The top of the dispenser is adorned with three shiny metallic buttons labeled "1 min.," "3 min." and "5 min." You press the button for the length of story you want and within moments an original short story is printed on a piece of thick paper about the size of a long receipt. Best of all, the story is free.
The idea of ais nothing new. But the appeal of the Short Story Dispenser is how its simple premise immediately captures your curiosity. There is an unexpected delight interacting with the dispenser. The real charm comes from the stories. After I read the story that was printed, I immediately handed it to a co-worker who in-turn read it and shared it with someone else.

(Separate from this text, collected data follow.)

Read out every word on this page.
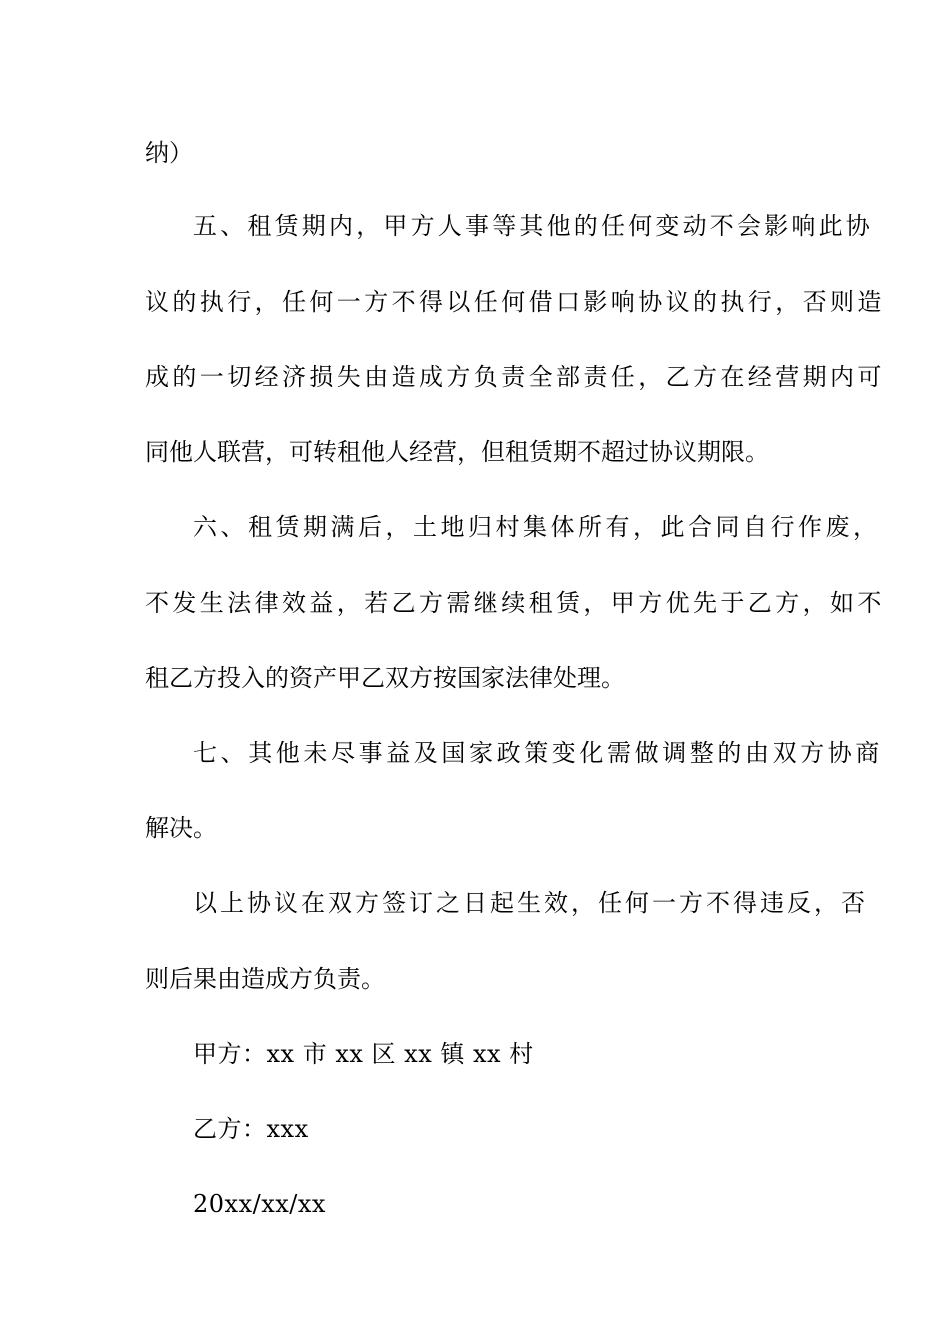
纳）
五、租赁期内，甲方人事等其他的任何变动不会影响此协
议的执行，任何一方不得以任何借口影响协议的执行，否则造
成的一切经济损失由造成方负责全部责任，乙方在经营期内可
同他人联营，可转租他人经营，但租赁期不超过协议期限。
六、租赁期满后，土地归村集体所有，此合同自行作废，
不发生法律效益，若乙方需继续租赁，甲方优先于乙方，如不
租乙方投入的资产甲乙双方按国家法律处理。
七、其他未尽事益及国家政策变化需做调整的由双方协商
解决。
以上协议在双方签订之日起生效，任何一方不得违反，否
则后果由造成方负责。
甲方：xx 市 xx 区 xx 镇 xx 村
乙方：xxx
20xx/xx/xx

The publisher Short Edition envisioned the machine as a way to share the work of its authors to a wider audience. It has been in use in France since 2016 where it can be found in train stations, airports and hospitals.
Loïc Giraut with Short Edition explained that the hope for the device was to save reading by bringing literature to unexpected places. It's being sold to business owners and governments. The Short Story Dispenser accesses curated stories from Short Edition's platform via the internet. In France, that platform includes over 85,000 short stories. It's also worth noting that authors get paid every time one of their stories is printed.
Short Edition curates its stories for the audience where the dispenser is located. For example, the Columbus School District in Ohio bought dispensers for elementary schools and the stories it prints are from a catalog of children's literature.
Filmmaker Francis Ford Coppola was so impressed with the Short Story Dispenser that he ordered one for his Cafe Zoetrope in San Francisco. He has since become an investor in the company.
"A short story is a very good basis for a movie because a short story you read in one sitting and a movie you see in one sitting," said Coppola.
The Short Story Dispenser is in the process of rolling out to the US this year. But until you encounter one in-person, you can check out some of the stories on Short Edition's website.